Sobering statistics released by Hollard indicate that although the number of crashes declined in the last festive season, private vehicles continue to lead in road accidents statistics.
Over a period stretching from 22 November to 16 January in the 2017/18 festive season, there was a total of 634 crashes, 1 273 injuries and tragically, 134 people who lost their lives on the roads.
“The majority of these incidents involved privately owned vehicles consisting primarily of sedans and pick-ups,” says Hollard’s Brand and Marketing Manager Henriette Crouse in their findings.
Khomas, as well as the Otjozondjupa region had the highest percentage overall in regards to crashes, and it clearly indicated that collisions, rollovers and pedestrians were the three main crash types
“It is common place in Namibia to expect an incline in the number of crashes, injuries and collisions that occur on our roads over the festive season due to the influx of tourists and the increase in alcohol consumption over that period. Sadly it remains a true and pressing matter that road users still face a dangerous journey on our beautiful roads, whenever and wherever they might be heading to,” says Crouse.
Last year Hollard, in collaboration with the MVA Fund, Nampol, City Police, PSRSF, Primedia, Media Solutions, M+Z Motors, Print Shop Windhoek and Snyman Transport introduced the public to the STAND campaign, aimed at addressing issues such as DIU, negligent and or reckless driving.
The campaign kicked off with #STANDSOBER, where drivers would be randomly screened for driving under the influence of alcohol, with a zero tolerance approach to anyone found endangering the lives of fellow road users.
Throughout the last couple of months the campaign ran with positive results across the country, evolving to accommodate for better results in regards to the looming festive season.
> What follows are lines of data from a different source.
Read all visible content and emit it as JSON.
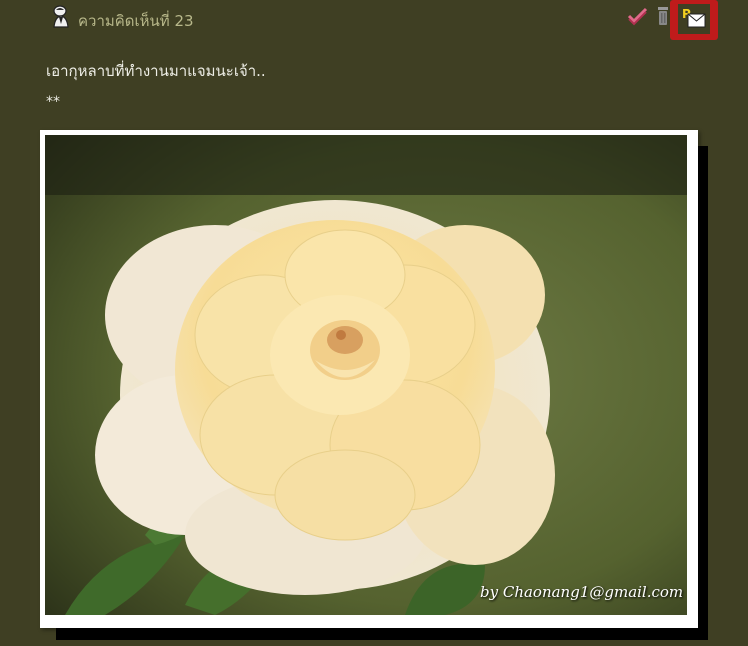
{
  "comment": {
    "title": "ความคิดเห็นที่ 23",
    "message": "เอากุหลาบที่ทำงานมาแจมนะเจ้า..",
    "stars": "**"
  },
  "actions": {
    "approve": "approve-icon",
    "delete": "trash-icon",
    "private_message": "private-message-icon"
  },
  "photo": {
    "subject": "rose",
    "watermark": "by Chaonang1@gmail.com"
  },
  "colors": {
    "background": "#3f3f23",
    "title": "#b8b88a",
    "highlight": "#bf1b1b"
  }
}
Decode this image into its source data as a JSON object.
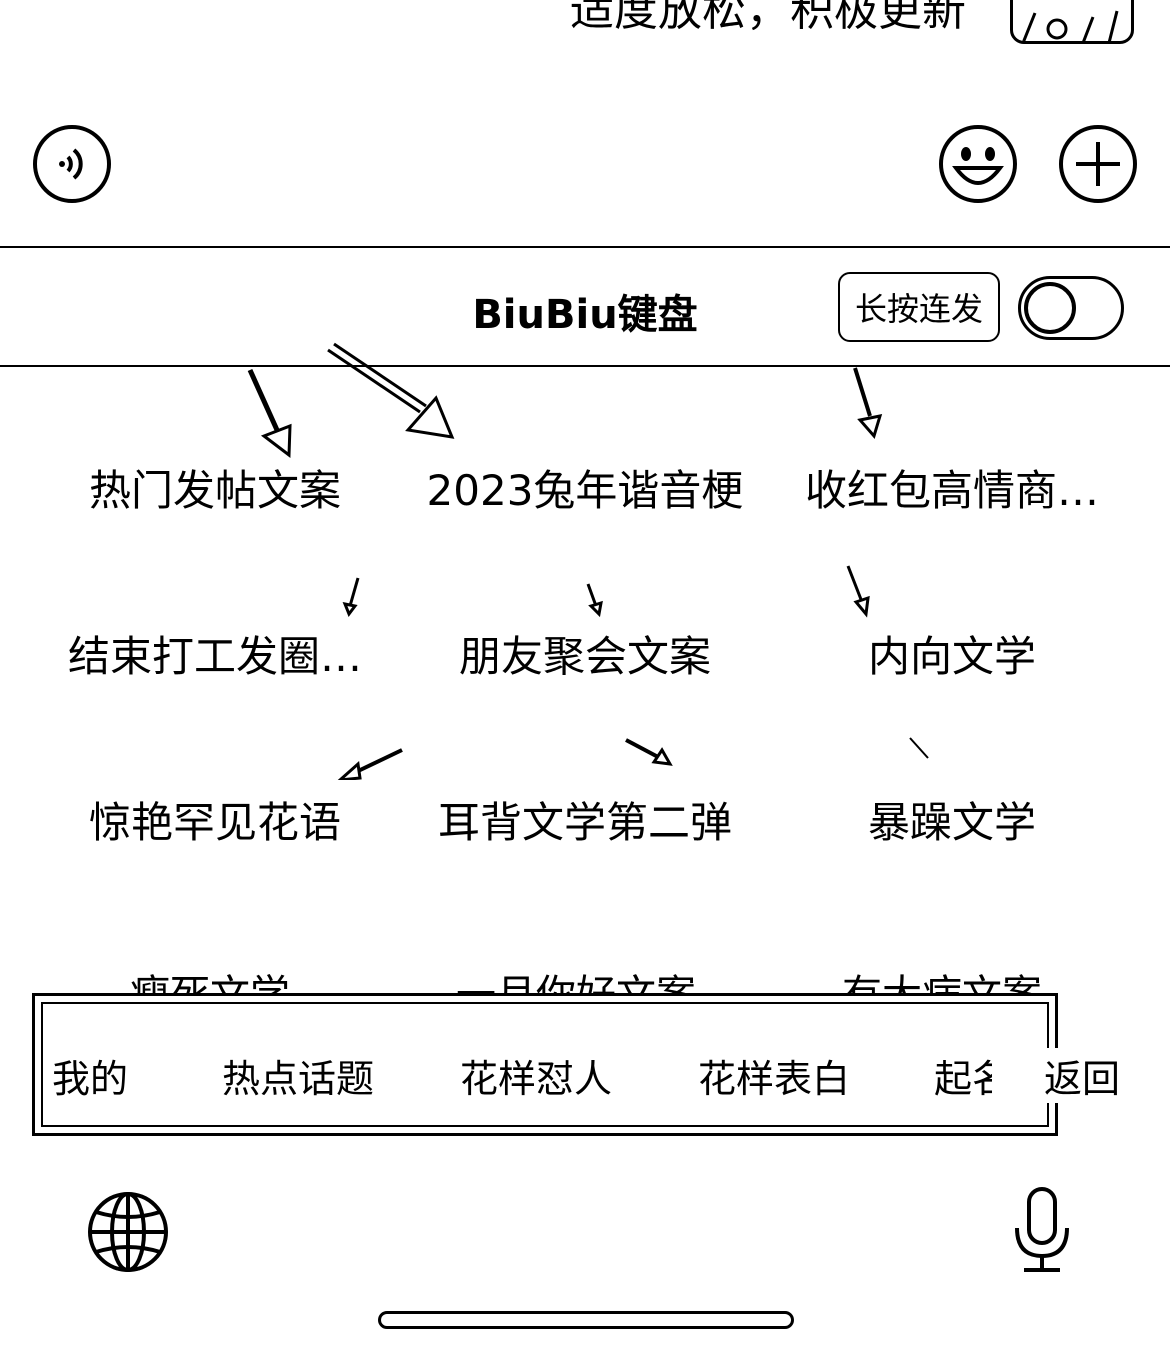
{
  "top_message": "适度放松，积极更新",
  "toolbar": {
    "voice_icon": "voice-icon",
    "emoji_icon": "emoji-icon",
    "add_icon": "plus-icon"
  },
  "keyboard": {
    "title": "BiuBiu键盘",
    "toggle_label": "长按连发",
    "toggle_on": false
  },
  "phrases": [
    "热门发帖文案",
    "2023兔年谐音梗",
    "收红包高情商…",
    "结束打工发圈…",
    "朋友聚会文案",
    "内向文学",
    "惊艳罕见花语",
    "耳背文学第二弹",
    "暴躁文学"
  ],
  "partial_row": [
    "瘦死文学",
    "一月你好文案",
    "有大病文案"
  ],
  "tabs": [
    "我的",
    "热点话题",
    "花样怼人",
    "花样表白",
    "起名"
  ],
  "back_label": "返回",
  "bottom": {
    "globe_icon": "globe-icon",
    "mic_icon": "microphone-icon"
  }
}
“And we are proud to announce that over the same period for the 2017/18 season the statistics presented showed a decline in all aspects as to the year before,” says Crouse.
With heightened awareness and active intervention all across the country, the number of crashes decreased by 17% from 634 to 525.
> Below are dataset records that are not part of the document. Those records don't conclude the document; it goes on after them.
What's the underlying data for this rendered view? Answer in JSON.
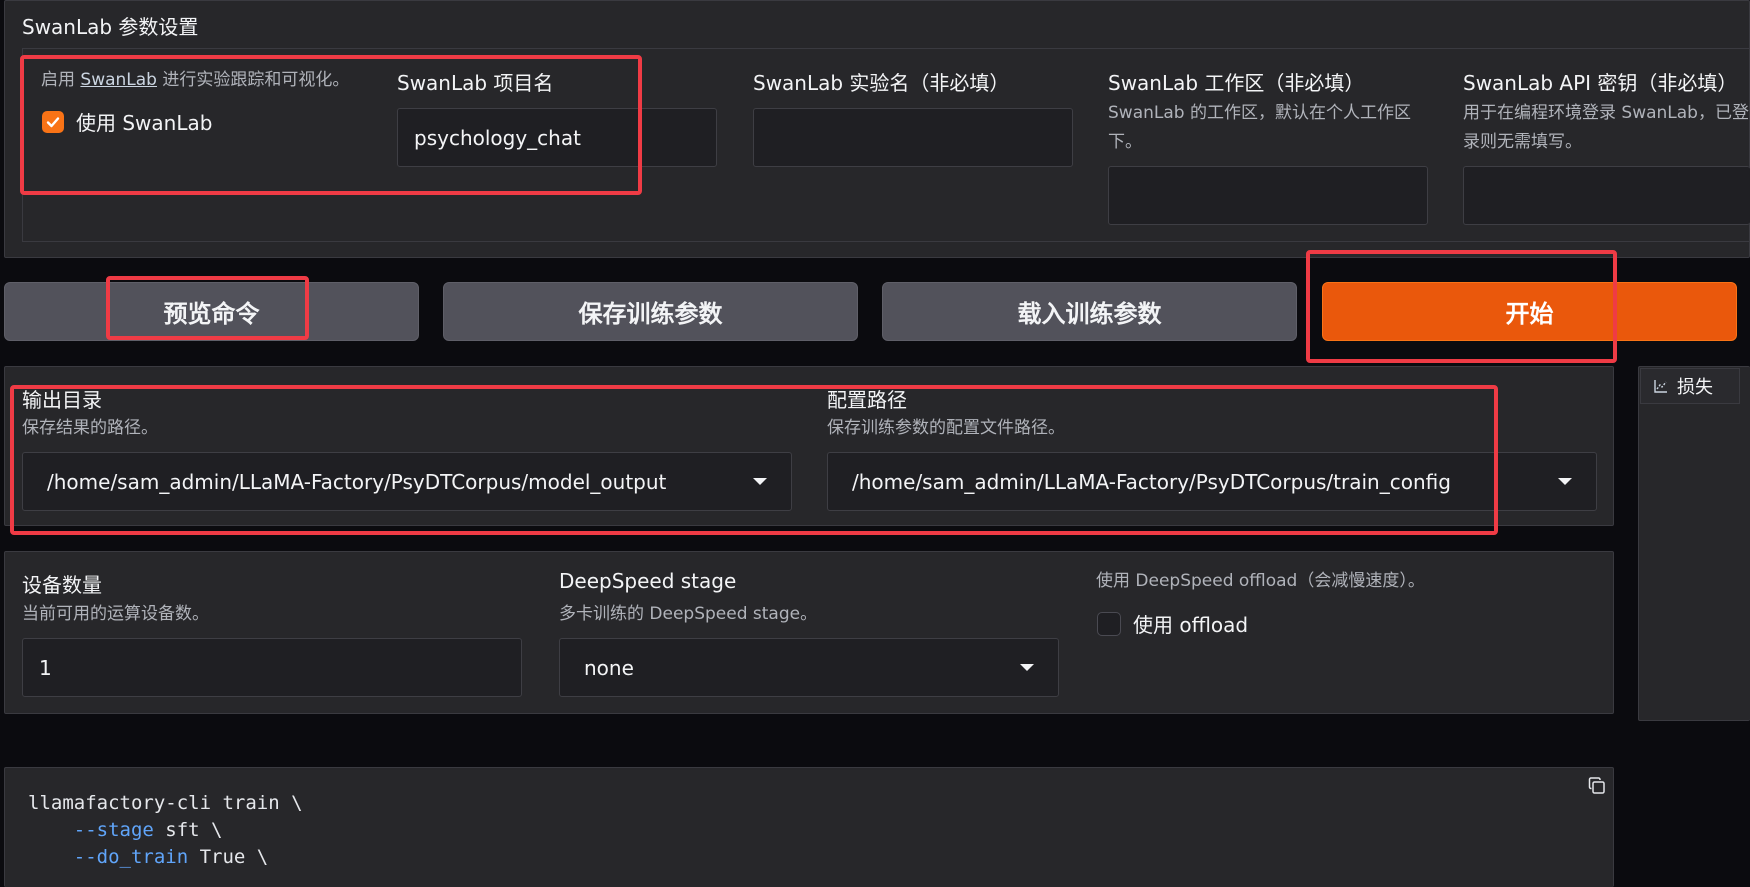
{
  "colors": {
    "accent": "#ea580c",
    "highlight_box": "#ef3b45",
    "panel_bg": "#27272a",
    "page_bg": "#0b0b0f",
    "code_flag": "#60a5fa"
  },
  "swanlab": {
    "section_title": "SwanLab 参数设置",
    "enable_desc_prefix": "启用 ",
    "enable_desc_link": "SwanLab",
    "enable_desc_suffix": " 进行实验跟踪和可视化。",
    "use_label": "使用 SwanLab",
    "use_checked": true,
    "project_label": "SwanLab 项目名",
    "project_value": "psychology_chat",
    "exp_label": "SwanLab 实验名（非必填）",
    "exp_value": "",
    "workspace_label": "SwanLab 工作区（非必填）",
    "workspace_desc": "SwanLab 的工作区，默认在个人工作区下。",
    "workspace_value": "",
    "api_label": "SwanLab API 密钥（非必填）",
    "api_desc": "用于在编程环境登录 SwanLab，已登录则无需填写。",
    "api_value": ""
  },
  "actions": {
    "preview": "预览命令",
    "save": "保存训练参数",
    "load": "载入训练参数",
    "start": "开始"
  },
  "output": {
    "dir_label": "输出目录",
    "dir_desc": "保存结果的路径。",
    "dir_value": "/home/sam_admin/LLaMA-Factory/PsyDTCorpus/model_output",
    "config_label": "配置路径",
    "config_desc": "保存训练参数的配置文件路径。",
    "config_value": "/home/sam_admin/LLaMA-Factory/PsyDTCorpus/train_config"
  },
  "devices": {
    "count_label": "设备数量",
    "count_desc": "当前可用的运算设备数。",
    "count_value": "1",
    "ds_label": "DeepSpeed stage",
    "ds_desc": "多卡训练的 DeepSpeed stage。",
    "ds_value": "none",
    "offload_desc": "使用 DeepSpeed offload（会减慢速度）。",
    "offload_label": "使用 offload",
    "offload_checked": false
  },
  "loss_tab": {
    "icon": "chart-icon",
    "label": "损失"
  },
  "command": {
    "line1": "llamafactory-cli train \\",
    "line2_flag": "--stage",
    "line2_val": " sft \\",
    "line3_flag": "--do_train",
    "line3_val": " True \\"
  }
}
The number of injuries sustained dropped by 25% from 1273 to 953, with fatalities sadly only decreasing by 5% from 134 to 127.
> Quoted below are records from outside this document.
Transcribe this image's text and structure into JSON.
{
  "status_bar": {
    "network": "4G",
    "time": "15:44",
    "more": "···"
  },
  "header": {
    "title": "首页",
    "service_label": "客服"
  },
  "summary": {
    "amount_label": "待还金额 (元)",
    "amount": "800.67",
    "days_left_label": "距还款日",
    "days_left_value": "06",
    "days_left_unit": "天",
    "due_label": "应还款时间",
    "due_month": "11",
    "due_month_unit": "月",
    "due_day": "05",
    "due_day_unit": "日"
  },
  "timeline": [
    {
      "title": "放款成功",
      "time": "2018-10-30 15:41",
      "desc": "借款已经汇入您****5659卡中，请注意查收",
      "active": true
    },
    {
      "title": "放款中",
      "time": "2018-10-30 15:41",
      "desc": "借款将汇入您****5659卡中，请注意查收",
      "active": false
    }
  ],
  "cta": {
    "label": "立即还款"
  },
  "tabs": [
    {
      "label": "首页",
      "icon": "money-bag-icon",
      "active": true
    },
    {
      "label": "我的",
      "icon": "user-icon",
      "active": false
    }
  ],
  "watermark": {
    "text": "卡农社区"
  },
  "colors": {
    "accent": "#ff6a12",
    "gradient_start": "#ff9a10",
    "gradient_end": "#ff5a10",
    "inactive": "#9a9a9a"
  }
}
None the less this goes to prove that through more direct action and intervention a positive change can be made to the current state of our Namibian roads.
“The success of this campaign had to do greatly with the involvement of what was called "The A-Team", which comprised of a number of highly trained officers that operated between Windhoek and the coast as well as between Windhoek and Ondangwa for a period of 45 days.”
“The A-Team consisted of 3% of the total traffic police force and tested roughly twice as many drivers in comparison to the previous season, a clear indicator that is definitely the way forward for reducing the number of DIU incidents in Namibia,” says Crouse.
She says this campaign is a best practice which should be emulated in all regions throughout the country and to adopt a yearlong approach.
She adds, “We implore on policymakers to use the campaign information to review the current blood alcohol concentration levels and possibly align with SADC countries who are currently making headway in road safety strategies such as Botswana, and apply more stringent sanction on offenders as a general and specific deterrence element.”
“DIU, speeding and reckless driving is a problem that affects each and every Namibian, considering that our families and loved ones travel our roads. The positive decline in incidents over the festive season cannot be celebrated or cheered, because the 127 people who lost their lives on our roads did not get home to their loved ones safely. Let us look ahead at the challenges that we face, and make a country wide effort in making our roads safe and more forgiving environment,” she concludes.